Make it. Test it. Adjust it if necessary. Find out what works for you...
And stick to it.
(And if you're struggling? Don't worry - I'll start the next lesson by giving you a few examples of my own.)
Ok, ready to get some proper sleep starting tonight?
3, 2, 1…Go!
Sweet dreams and see you in the next lesson!
Dr. Mariana
P.S.: If there’s any question or doubt you’d like to clear about the lessons or the challenges so far, please, just hit Reply to this email or message me at thefeelgoodlife@substack.com. I’ll be right with you! :)
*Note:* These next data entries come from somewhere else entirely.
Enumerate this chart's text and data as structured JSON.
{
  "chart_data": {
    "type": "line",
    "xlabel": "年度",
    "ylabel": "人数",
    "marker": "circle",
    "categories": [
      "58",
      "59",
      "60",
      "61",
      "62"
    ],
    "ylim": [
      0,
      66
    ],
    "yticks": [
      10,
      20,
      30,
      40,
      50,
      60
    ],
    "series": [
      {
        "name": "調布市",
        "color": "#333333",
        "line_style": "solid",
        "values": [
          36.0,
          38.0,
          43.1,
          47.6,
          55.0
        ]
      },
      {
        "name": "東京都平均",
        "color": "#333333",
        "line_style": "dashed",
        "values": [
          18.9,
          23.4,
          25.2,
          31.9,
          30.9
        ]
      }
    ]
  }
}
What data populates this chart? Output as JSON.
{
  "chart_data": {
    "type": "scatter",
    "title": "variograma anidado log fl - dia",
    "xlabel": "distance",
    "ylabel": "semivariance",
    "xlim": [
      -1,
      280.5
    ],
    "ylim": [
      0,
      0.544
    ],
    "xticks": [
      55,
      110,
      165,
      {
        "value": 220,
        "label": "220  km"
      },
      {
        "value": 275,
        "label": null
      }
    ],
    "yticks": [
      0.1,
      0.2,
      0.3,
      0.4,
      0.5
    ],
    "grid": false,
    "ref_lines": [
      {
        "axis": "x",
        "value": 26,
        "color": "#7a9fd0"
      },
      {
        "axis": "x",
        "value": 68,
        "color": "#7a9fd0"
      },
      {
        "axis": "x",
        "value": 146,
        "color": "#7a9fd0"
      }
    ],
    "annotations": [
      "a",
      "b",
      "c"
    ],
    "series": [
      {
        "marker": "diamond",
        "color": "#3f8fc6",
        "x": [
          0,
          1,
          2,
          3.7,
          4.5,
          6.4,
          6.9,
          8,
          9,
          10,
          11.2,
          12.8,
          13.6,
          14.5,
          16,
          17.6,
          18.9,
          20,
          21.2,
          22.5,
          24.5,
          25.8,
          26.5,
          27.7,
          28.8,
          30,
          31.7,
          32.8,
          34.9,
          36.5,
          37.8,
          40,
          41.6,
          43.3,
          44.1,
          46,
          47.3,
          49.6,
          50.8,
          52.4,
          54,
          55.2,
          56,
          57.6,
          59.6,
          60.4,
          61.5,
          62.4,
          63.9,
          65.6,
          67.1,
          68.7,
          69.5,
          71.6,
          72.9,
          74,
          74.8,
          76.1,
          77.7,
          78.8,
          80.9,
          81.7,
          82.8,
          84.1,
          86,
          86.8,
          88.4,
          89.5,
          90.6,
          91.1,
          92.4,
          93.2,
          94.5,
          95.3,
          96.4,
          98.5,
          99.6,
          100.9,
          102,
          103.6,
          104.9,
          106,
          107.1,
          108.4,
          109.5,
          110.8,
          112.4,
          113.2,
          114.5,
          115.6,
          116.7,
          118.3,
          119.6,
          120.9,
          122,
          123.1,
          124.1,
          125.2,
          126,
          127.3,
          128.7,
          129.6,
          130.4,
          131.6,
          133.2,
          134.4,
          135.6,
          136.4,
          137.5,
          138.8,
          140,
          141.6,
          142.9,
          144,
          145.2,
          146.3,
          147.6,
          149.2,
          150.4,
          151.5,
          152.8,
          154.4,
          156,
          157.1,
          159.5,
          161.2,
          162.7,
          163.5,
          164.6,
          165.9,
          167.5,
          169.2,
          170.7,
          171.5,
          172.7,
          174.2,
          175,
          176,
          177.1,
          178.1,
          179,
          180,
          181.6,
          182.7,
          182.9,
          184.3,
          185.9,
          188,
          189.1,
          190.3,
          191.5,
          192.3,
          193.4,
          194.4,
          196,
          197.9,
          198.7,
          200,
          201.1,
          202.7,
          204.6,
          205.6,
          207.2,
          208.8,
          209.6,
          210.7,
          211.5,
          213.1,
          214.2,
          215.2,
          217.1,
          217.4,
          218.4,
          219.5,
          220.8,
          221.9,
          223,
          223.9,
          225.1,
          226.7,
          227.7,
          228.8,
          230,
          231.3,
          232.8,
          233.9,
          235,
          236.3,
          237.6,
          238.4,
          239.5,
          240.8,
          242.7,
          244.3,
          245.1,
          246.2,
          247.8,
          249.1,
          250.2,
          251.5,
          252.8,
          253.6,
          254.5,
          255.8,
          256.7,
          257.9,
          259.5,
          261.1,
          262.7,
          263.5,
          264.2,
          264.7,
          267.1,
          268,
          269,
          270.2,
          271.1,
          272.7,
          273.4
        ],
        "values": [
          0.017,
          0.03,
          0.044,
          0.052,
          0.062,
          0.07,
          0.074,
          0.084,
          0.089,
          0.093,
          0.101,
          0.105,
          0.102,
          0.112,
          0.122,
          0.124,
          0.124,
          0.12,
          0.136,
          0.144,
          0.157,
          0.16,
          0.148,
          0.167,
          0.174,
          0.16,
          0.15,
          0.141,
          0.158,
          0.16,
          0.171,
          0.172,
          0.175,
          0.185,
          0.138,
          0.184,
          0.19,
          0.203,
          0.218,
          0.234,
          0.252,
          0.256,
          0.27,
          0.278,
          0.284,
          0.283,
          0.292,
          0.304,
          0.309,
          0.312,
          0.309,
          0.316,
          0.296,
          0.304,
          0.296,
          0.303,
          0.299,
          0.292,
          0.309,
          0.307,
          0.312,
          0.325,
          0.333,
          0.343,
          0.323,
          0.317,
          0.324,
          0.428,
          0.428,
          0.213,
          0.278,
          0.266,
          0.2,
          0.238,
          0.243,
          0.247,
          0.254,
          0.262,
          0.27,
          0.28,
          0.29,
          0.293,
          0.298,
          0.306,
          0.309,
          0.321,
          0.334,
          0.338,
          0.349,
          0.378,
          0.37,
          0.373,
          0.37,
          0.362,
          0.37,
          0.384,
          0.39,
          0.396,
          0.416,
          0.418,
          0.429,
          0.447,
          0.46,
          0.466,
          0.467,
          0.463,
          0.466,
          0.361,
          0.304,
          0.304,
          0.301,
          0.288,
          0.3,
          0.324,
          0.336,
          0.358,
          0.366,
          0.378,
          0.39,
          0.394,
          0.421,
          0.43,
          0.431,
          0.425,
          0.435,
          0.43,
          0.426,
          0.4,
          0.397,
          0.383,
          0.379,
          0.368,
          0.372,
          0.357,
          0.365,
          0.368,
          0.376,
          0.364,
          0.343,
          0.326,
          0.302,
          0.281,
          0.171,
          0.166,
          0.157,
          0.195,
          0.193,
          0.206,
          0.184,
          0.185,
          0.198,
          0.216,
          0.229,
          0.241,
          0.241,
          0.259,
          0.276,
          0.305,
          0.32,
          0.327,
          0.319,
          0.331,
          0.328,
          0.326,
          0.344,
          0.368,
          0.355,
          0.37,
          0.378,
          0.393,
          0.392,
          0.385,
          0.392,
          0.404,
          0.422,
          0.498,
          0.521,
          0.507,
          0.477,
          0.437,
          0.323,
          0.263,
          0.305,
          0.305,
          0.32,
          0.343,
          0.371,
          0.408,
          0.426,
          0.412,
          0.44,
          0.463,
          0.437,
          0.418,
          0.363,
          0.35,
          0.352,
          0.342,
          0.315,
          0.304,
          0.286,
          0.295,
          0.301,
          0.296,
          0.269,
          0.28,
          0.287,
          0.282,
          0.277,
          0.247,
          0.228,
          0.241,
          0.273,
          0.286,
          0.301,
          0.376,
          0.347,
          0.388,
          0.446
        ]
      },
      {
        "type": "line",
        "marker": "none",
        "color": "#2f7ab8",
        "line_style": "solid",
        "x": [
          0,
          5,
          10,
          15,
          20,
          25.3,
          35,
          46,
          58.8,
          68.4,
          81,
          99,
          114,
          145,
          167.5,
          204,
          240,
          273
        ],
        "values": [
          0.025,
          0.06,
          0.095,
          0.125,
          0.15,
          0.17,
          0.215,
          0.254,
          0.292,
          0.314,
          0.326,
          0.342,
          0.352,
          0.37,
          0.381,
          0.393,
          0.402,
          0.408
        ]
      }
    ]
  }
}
Image Credits: Unsplash and Pixabay
Thanks for sharing all this! I wondered if you've looked into how culture affects how much sleep you need–not just how you sleep. I spoke to Dr. Benjamin Cheung about his study, where they found Japanese participants not only idealized less sleep but needed less sleep than Canadians (according to the physiological responses). If you're interested, here's a link to the study: https://pubmed.ncbi.nlm.nih.gov/33901233/
I'm curious to know your thoughts!
This is my favorite one so far! I am the worst with sleep habits, but I've gotten better at stopping watching tv before it gets too late. I also found that a reward in the morning (reading a book) gets me to wake up earlier.